Dans une récente déclaration de ce mercredi 08 avril 2026, Vianney Ndayisaba a alerté sur des dérives au sein de la profession d’avocat, pointant des comportements contraires à l’éthique et à la déontologie professionnelle. Selon lui, certains avocats ne défendent plus uniquement la vérité et les intérêts de leurs clients, mais s’engagent dans des pratiques douteuses pouvant compromettre l’équité de la justice.
« Actuellement, nous constatons que certains avocats ne travaillent pas dans le strict respect de l’éthique et de la déontologie professionnelle, alors qu’ils devraient défendre uniquement la vérité et aider leurs clients », a-t-il déclaré.
Il décrit une tendance préoccupante : certains avocats se comporteraient davantage comme des « commissaires », se concertant avec des magistrats pour déterminer ce qu’ils pourraient « gagner » financièrement dans un litige, plutôt que de se concentrer sur la défense légale de leur client. « Dans tel dossier, il y a autant de milliards ; dans un autre, autant de millions. Le raisonnement est : ‘Si le juge rend une décision en faveur de telle partie, il nous donnera notre part, qu’il ait raison ou non’ », a expliqué Vianney.
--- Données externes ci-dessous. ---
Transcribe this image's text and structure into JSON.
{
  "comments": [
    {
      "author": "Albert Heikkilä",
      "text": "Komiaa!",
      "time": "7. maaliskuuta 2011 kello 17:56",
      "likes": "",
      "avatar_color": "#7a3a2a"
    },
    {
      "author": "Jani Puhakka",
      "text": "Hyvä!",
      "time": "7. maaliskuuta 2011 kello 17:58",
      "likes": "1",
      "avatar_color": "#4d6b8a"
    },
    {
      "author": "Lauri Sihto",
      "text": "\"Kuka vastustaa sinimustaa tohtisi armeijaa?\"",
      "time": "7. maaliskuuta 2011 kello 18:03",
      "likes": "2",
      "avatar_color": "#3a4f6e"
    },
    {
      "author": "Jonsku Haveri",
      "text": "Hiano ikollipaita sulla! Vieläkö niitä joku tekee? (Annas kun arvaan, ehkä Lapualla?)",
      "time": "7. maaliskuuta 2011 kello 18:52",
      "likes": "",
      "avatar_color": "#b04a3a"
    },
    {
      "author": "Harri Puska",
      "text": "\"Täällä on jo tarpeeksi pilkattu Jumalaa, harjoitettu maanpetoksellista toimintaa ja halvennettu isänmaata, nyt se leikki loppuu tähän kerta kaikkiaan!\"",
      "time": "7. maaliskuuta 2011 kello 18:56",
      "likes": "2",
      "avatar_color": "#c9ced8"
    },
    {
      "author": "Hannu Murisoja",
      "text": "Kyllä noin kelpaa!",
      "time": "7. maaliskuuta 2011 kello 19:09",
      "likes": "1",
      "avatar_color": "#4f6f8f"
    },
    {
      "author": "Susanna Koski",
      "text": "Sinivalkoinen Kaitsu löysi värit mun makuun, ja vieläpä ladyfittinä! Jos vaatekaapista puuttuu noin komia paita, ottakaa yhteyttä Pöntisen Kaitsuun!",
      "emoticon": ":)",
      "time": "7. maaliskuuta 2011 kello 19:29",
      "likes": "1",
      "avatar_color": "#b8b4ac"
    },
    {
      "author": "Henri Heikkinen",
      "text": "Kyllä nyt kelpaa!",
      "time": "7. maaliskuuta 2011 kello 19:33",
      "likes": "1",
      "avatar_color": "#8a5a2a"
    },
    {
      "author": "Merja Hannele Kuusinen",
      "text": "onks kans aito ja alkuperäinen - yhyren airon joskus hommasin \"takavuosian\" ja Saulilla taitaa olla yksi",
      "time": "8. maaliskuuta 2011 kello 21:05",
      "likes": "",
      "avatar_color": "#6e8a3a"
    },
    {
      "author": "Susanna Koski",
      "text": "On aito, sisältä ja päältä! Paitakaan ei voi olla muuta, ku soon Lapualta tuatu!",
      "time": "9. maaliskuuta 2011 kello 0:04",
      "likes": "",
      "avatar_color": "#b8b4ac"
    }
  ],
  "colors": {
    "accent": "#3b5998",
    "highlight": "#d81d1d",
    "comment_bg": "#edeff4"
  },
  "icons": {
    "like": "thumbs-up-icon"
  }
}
Il appelle à un retour à l’éthique et à la responsabilité professionnelle. Selon lui, un avocat doit œuvrer pour garantir une justice équitable. « Lorsqu’un avocat constate que son client est emprisonné alors que la loi est piétinée, il devrait normalement compatir avec lui. Mais malheureusement, certains avocats privilégient la corruption pour ‘acheter’ la justice », a-t-il ajouté.
Des dossiers lui sont parvenus relatant des cas où un avocat, après avoir reçu un dossier, aurait négocié avec la partie adverse, versé un pot-de-vin et commencé à défendre cette partie, allant jusqu’à influencer le verdict à l’insu de son client. Vianney évoque également des situations où des avocats signeraient des documents en cachette, sans informer leur client de conventions importantes.
Il demande à la justice burundaise de prendre des mesures strictes pour interdire qu’un avocat signe seul des documents sans la présence de son client, afin de protéger les intérêts des justiciables et de restaurer la confiance dans le système judiciaire.
« Qu’ils reviennent à la raison, sinon nous nous élèverons pour dénoncer de tels comportements », conclut-il, appelant ses confrères à rétablir la déontologie et l’intégrité dans la profession.